Some of the nation’s schoolteachers get a lot more time for planning lessons than others. A new analysis found that elementary school teachers in Montgomery County, Md., top the list, getting more planning time than their counterparts in 147 large U.S. school districts.
They get seven hours a week — an average of 84 minutes a day — for planning lesson content, a critical aspect of teaching, according to an examination of teacher contracts and schools district policies released Tuesday by the National Council on Teacher Quality (NCTQ).
“To my view, it’s a sign of school districts putting the emphasis on the right things, that teachers need time to not only plan their own lessons but more importantly the opportunity to work with other teachers,” said Kate Walsh, president of the NCTQ, a nonprofit advocacy and research group that specializes in teacher evaluation and teacher workforce policies.
Walsh compared planning time to getting ready to perform in a play.
“It helps teachers rehearse and make sure the time is going to go well,” she said. “They get feedback from other teachers about how they delivered similar content and what worked and what didn’t work.”
The NCTQ analysis relied on its own database of teacher contracts. The organization also looked at the length of the minimum scheduled teacher workday, finding that the average was 7½ hours. Henrico County, Va., and Sioux Falls in South Dakota had workdays of more than eight hours, the longest.
The organization’s database includes information from the nation’s 60 largest districts and the biggest in each state, as well as districts that are part of the Council of the Great City Schools or have won the Broad Prize for Urban Education.
The union representing teachers in Montgomery County sharply criticized the data used for the planning-time comparisons, saying the time listed for Montgomery does not reflect an understanding of its negotiated agreement.
Tom Israel, director of the Montgomery County Education Association, said elementary school teachers get just three hours and 45 minutes a week — an average of 45 minutes a day — for individually managed planning time.
The seven-hour weekly figure cited in the study includes mandated meetings and trainings, Israel said, so it is not a true measure or a fair point of comparison, he said.
“You talk to any elementary school teacher in Montgomery County and they will say they have three hours and 45 minutes of planning time, and they will tell you it’s nowhere near enough to provide a good instructional program,” he said.
Kency Nittler, who conducted the NCTQ analysis, said she standardized the data because of the large number of districts.
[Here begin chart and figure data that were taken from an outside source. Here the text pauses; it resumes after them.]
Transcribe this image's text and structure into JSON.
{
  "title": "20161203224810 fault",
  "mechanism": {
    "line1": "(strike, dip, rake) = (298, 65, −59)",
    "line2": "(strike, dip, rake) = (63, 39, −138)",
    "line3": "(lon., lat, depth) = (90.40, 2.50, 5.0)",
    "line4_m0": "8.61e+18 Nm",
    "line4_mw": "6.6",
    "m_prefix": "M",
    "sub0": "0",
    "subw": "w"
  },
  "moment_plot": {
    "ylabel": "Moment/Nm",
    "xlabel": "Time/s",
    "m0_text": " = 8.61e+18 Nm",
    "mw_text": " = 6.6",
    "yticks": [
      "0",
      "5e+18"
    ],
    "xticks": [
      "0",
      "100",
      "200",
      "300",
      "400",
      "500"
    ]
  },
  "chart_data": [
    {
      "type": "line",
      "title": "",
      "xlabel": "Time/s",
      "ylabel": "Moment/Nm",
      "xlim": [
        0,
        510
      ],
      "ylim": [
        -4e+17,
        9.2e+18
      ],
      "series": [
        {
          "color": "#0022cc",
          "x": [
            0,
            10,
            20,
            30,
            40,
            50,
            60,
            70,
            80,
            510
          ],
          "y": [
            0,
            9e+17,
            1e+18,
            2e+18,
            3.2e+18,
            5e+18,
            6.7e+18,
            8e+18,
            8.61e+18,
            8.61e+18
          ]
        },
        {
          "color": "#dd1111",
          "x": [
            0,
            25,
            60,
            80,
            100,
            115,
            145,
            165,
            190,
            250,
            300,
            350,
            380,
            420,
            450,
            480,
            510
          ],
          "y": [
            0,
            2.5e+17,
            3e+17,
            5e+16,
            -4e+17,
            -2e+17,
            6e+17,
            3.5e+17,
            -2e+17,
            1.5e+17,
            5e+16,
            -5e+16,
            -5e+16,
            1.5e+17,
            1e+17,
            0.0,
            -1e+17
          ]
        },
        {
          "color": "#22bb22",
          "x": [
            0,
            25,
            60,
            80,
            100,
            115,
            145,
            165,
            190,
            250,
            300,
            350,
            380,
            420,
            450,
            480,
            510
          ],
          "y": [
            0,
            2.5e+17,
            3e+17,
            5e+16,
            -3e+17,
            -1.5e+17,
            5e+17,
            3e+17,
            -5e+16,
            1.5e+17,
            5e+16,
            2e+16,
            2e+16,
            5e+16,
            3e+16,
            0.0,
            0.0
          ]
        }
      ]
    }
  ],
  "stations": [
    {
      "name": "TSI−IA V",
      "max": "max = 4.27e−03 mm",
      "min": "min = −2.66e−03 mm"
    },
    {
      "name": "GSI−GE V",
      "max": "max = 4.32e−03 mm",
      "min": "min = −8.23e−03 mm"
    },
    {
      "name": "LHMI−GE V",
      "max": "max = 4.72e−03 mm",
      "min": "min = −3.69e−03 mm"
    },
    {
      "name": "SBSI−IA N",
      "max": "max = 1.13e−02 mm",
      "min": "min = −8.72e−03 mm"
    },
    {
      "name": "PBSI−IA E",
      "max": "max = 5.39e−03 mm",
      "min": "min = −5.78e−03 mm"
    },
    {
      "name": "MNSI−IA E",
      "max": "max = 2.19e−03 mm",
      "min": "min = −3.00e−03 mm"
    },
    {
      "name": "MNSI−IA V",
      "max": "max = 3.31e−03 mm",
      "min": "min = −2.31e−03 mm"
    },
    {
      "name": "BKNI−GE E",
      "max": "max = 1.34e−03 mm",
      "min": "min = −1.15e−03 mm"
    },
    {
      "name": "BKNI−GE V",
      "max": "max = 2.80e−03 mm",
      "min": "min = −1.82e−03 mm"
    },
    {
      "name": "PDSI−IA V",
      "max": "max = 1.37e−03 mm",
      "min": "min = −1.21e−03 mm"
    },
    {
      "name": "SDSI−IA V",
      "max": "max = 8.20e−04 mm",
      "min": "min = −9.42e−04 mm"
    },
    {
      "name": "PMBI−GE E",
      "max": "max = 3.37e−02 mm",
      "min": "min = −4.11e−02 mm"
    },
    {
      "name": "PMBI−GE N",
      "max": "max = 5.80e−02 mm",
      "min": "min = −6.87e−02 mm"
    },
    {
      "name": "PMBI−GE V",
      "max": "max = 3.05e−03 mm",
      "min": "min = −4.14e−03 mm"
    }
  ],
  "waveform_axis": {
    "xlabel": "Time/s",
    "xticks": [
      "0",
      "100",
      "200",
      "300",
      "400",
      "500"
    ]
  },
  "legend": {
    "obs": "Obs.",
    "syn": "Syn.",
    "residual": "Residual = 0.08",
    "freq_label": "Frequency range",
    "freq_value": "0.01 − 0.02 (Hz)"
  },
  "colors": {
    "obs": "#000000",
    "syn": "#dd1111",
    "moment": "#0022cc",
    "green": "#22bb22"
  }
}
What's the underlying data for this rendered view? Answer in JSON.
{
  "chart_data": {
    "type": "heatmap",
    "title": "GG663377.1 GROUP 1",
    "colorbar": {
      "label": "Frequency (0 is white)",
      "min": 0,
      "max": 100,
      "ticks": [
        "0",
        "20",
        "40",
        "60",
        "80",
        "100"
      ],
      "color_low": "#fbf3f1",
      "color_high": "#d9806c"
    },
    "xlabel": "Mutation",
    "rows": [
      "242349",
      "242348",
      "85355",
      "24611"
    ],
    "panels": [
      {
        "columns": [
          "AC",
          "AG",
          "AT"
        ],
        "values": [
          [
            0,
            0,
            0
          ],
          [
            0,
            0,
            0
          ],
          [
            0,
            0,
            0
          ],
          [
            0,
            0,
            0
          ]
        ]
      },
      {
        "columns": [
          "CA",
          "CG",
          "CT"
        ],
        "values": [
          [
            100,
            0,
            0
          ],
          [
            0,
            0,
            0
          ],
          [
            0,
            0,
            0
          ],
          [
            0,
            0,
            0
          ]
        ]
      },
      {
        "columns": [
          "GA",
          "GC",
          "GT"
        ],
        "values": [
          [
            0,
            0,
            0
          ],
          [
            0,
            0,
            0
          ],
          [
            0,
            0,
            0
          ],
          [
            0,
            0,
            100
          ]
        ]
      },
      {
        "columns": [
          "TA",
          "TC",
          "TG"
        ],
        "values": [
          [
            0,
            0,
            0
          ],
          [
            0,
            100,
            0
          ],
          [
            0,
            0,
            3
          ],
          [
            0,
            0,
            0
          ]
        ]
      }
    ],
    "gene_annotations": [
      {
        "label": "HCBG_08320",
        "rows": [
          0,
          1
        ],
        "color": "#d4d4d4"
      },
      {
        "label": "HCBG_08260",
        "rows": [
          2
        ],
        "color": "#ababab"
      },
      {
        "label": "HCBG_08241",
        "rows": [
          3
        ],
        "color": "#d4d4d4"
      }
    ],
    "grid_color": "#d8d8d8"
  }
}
Some other contracts she studied also referred to administrative meetings or other types of structured time as teacher planning.
“I think certainly the union has a point about nuance, but I think it’s still informative,” Nittler said.
In neighboring Prince George’s County, elementary-school teachers had five hours and 50 minutes of planning time each week — an average of 70 minutes a day — with 30 of those minutes set aside daily for “uninterrupted planning time.”
Theresa Mitchell Dudley, president of the Prince George’s County Educators’ Association, said she had not yet reviewed the analysis but noted that comparisons across districts are difficult to make. What is important is not just the quantity of planning time, she said, but also the quality.
“Some of that is consumed by preparation for standardized tests,” she said.
The analysis showed that teachers in Virginia’s Prince William County had 45 minutes of planning time daily and Fairfax County teachers had 39 minutes a day. The most common amount of planning time for elementary school teachers nationwide is 45 minutes a day.
Among teachers of middle school and high school students, Chicago’s teachers had the most planning time, with 100 minutes daily, the analysis showed.
Secondary teachers in Montgomery County get one period a day for planning — roughly 45 to 55 minutes — an amount similar to many other districts.